Samsung electronics’ Q1 report revealed an almost 60% decline in profits compared to last year, as the tech giant continued to grapple with its display and memory business. Its operating margin declined from last year’s 15.64 trillion to 6.2 trillion Korean won ($5.5 billion) till March, missing analysts’ estimates of 6.8 trillion won. This is, however, not surprising as the South Korean tech giant had already expressed warning last month.
Lack of demand from data center companies buying memory chips as well as declining smartphone sales have impacted sales of Samsung’s memory chips. But it is already known that the entire semiconductor industry has been struggling over these issues. Analysts’ further express concerns over the persistence of these problems for the next quarter as well, with a slim opportunity that it may improve from the second half of the year.
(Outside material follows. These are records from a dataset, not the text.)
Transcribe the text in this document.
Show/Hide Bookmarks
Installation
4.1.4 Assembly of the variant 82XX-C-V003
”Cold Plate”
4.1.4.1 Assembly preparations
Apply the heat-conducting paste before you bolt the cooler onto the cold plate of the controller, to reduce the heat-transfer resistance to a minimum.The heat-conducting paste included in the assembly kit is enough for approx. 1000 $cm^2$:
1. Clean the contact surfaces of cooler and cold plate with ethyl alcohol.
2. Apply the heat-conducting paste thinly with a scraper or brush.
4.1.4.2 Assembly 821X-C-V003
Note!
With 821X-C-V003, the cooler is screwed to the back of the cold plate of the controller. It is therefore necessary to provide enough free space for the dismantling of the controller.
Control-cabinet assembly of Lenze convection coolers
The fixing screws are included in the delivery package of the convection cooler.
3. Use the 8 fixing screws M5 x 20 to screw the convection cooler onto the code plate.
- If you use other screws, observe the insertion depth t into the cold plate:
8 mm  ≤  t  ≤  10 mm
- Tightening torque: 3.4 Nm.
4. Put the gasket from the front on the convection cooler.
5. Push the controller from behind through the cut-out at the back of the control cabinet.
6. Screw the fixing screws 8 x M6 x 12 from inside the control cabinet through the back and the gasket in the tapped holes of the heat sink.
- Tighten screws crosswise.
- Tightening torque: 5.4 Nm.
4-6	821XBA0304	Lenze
According to the executive director, the weaker-than-expected operating profit number could be explained by a likely one-off provision in cost for Samsung’s memory business. As far as its display business is concerned, LCD panel prices fell sharply due to competition from the Chinese competitor’s coupled with a decline in the OLED display screens used in high end smartphones like Apple (AAPL) iPhone.
But there still may be some good news for Samsung--its 5G potential. The company has rolled out its new Galaxy S10 5G smartphones in its home market on Friday. This could be meaningful as it also sells chipsets and network equipment required to build out that 5G technology. The company is set to launch the Galaxy S10 5G in the U.S. with Verizon (VZ).